Más allá de estas propuestas, de indudable interés pero poco o nada heterogéneas, ha sorprendido en nuestro regreso al certamen la desaparición del ciclo “Documenta la  música”, ausente ya en 2010, que era, a pesar de lo disperso de su selección, uno de los más agradecidos por cuanto conseguía desatascar la férrea relación que a veces tensa el documental con la gravedad tonal. Un vacío que es muy difícil suplir con otros ciclos, pero que desde luego resulta aún más hondo si los sustitutos son, por ejemplo, “Docuaventura 11” o “Poéticas de desposesión. Documental proletario”.

Pero seamos justos: El primer ciclo es verdad que apenas fue una nota al margen (como muestra el entusiasta y levemente divertido largo español Eternal Sunshine que desventuradamente no aguanta un análisis mínimamente riguroso), pero apetecería, y mucho, que tuviera una continuación más enérgica y completa en 2012.

El segundo, parte de la exposición del Museo Reina Sofía Una luz dura, sin compasión.

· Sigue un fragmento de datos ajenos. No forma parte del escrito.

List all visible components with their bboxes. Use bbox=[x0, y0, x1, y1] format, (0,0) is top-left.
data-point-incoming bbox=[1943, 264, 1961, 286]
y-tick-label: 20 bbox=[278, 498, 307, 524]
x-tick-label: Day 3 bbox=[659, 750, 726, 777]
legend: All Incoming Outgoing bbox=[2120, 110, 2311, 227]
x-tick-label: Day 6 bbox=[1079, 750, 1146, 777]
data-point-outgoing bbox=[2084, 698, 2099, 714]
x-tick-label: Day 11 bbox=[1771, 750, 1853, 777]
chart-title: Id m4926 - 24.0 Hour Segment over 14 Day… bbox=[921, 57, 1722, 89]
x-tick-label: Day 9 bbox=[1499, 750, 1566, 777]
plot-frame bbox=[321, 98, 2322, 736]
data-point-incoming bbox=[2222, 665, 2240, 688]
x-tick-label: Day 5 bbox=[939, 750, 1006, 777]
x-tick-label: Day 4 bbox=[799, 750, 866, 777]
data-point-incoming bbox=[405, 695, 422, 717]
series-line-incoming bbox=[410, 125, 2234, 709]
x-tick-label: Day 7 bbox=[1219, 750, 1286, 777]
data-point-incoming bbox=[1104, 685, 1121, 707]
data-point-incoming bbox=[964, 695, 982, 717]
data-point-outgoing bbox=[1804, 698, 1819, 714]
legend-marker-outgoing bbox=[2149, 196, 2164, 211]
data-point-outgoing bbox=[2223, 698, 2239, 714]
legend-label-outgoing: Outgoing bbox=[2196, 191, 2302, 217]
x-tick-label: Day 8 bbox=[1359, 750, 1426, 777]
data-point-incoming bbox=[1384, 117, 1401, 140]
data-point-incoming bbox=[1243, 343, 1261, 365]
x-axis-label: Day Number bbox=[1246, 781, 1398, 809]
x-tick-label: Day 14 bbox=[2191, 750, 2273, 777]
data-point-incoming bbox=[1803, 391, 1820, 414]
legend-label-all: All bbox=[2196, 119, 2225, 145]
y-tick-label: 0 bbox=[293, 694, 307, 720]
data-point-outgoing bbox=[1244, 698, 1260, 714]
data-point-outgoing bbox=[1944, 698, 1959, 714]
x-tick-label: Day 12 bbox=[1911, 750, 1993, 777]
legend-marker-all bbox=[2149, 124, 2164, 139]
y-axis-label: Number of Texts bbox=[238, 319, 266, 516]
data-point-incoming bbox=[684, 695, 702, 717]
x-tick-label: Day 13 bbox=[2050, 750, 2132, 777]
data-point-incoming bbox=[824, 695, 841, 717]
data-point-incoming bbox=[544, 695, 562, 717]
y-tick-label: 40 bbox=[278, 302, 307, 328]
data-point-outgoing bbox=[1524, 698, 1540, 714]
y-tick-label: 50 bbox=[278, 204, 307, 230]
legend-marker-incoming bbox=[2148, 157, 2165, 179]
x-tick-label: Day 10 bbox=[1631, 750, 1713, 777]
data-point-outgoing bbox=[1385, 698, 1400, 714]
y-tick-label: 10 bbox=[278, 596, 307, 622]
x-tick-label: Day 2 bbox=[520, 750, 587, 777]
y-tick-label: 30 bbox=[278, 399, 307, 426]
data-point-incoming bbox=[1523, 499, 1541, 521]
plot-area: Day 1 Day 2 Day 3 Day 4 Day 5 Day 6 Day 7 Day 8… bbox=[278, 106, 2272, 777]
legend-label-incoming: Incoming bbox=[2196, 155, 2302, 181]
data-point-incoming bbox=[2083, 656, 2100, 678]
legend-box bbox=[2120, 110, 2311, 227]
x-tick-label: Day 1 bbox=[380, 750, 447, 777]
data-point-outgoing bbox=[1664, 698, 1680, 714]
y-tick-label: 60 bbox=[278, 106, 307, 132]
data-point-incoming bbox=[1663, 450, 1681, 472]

El movimiento de la fotografía obrera, 1926-1939 (que continúa hasta finales de agosto), que se centraba en la producción audiovisual relacionada con la lucha de clases y el conflicto obrero que surgió en Alemania, la entonces Unión Soviética o España durante aquel periodo, revelando la importancia del pasado, que tendemos tanto a olvidar, en nuestro presente.

Pensando en algunos de los títulos proyectados, como los estimulantes trabajos de Joris Ivens (entre ellos The Spanish Earth, 1937), la impactante Las Hurdes, tierra sin pan (1933) de Luis Buñuel o la esencial Entuziazm (1931) de Dziga Vertov, se tiene la impresión de que se trataba de una selección merecedora de mayor protagonismo en la programación principal de las secciones informativas. Y también de que las casualidades no existen: el festival se despidió el 15M.